Tarihte Samsun bölgesinde birçok medeniyetlerin yaşadığını görüyoruz.
Düşünün, yine tarihte ve efsanelerde anlatılan Amazon'lu kadınların dahi Samsun bölgesinde yaşadıkları ileri sürülmüştür.
O nedenle bendeniz son zamanlarda Samsun'un ve ilçelerinin tarihi gerçeklerine eğilmeye merak sardım. Bugün de İkiztepe Höyüğü'nden bahsedelim dedik.
İkiztepe Höyüğü Samsun'un Bafra ilçesinin 7 km. kuzeybatısında yer alan bir höyük'tür. Yeri tam olarak eski Bafra/Alaçam karayolunun sağ tarafındadır.
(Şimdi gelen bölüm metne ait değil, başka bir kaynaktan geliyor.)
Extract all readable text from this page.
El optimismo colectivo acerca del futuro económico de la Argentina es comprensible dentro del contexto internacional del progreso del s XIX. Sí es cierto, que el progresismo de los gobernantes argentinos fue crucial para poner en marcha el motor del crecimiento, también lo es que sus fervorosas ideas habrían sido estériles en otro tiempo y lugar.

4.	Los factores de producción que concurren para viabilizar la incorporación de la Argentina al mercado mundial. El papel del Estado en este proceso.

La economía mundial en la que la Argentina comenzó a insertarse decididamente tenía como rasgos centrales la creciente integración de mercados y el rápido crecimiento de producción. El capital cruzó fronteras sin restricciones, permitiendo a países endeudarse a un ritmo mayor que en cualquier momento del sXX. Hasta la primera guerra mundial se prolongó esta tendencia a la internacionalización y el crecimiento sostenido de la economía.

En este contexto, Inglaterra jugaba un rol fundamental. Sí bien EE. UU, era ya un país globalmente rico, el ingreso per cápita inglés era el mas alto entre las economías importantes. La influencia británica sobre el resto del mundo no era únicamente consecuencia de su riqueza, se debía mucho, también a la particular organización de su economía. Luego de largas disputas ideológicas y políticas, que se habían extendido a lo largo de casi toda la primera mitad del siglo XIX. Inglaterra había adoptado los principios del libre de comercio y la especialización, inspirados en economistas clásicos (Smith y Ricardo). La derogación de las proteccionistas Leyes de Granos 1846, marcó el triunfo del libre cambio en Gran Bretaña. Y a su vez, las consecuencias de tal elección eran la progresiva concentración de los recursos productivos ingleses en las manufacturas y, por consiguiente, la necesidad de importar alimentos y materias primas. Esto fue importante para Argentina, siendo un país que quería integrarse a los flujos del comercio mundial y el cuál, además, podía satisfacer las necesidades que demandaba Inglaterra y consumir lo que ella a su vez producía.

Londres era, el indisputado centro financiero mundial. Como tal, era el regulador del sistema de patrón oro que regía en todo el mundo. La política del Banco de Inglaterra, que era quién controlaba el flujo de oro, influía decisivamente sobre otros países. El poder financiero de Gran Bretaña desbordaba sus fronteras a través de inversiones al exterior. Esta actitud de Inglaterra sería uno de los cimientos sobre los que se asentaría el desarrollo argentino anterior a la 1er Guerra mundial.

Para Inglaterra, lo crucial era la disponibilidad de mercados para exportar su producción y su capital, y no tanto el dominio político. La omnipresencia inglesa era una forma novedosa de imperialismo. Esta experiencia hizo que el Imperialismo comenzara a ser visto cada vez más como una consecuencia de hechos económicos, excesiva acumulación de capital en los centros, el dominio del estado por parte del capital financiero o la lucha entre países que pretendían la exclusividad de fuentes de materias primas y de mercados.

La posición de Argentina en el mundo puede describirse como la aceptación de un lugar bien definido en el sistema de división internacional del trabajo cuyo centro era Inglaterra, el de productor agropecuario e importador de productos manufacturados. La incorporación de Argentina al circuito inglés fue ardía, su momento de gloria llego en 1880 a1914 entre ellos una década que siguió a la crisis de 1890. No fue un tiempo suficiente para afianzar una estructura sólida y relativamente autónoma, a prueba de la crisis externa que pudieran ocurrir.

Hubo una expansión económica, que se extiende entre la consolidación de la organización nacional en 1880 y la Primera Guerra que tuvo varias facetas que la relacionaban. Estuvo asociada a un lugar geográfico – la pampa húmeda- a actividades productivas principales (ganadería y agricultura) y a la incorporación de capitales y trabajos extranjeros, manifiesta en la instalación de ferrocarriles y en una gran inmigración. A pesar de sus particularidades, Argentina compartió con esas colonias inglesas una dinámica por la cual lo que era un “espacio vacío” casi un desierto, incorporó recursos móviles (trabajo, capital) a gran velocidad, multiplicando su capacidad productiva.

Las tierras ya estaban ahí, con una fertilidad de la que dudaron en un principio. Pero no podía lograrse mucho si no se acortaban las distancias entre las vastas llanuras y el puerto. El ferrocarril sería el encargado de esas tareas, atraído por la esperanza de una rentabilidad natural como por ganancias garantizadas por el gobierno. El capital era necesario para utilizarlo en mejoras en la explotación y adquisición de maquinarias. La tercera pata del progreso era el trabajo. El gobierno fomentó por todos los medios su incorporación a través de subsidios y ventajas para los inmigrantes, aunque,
Günümüzde Kızılırmak'ın denize döküldüğü yerin hemen batısında yer alan höyük, adını uzaktan bakıldığında iki tepe olarak görülmesinden almaktadır.
Bugün denizden 7 km. içeride olan İkiztepe Höyüğü M.Ö 5-3'binlerde denize oldukça yakın konumdaymış.
İlk kez J. Mellaart tarafından saptanan höyükte, O. Pelen başkanlığında 1969 yılında başlayan kazılara, 1974 yılında Prof. Dr. Uluğ Bahadır Alkım tarafından başkanlık edilmeye başlanmıştı.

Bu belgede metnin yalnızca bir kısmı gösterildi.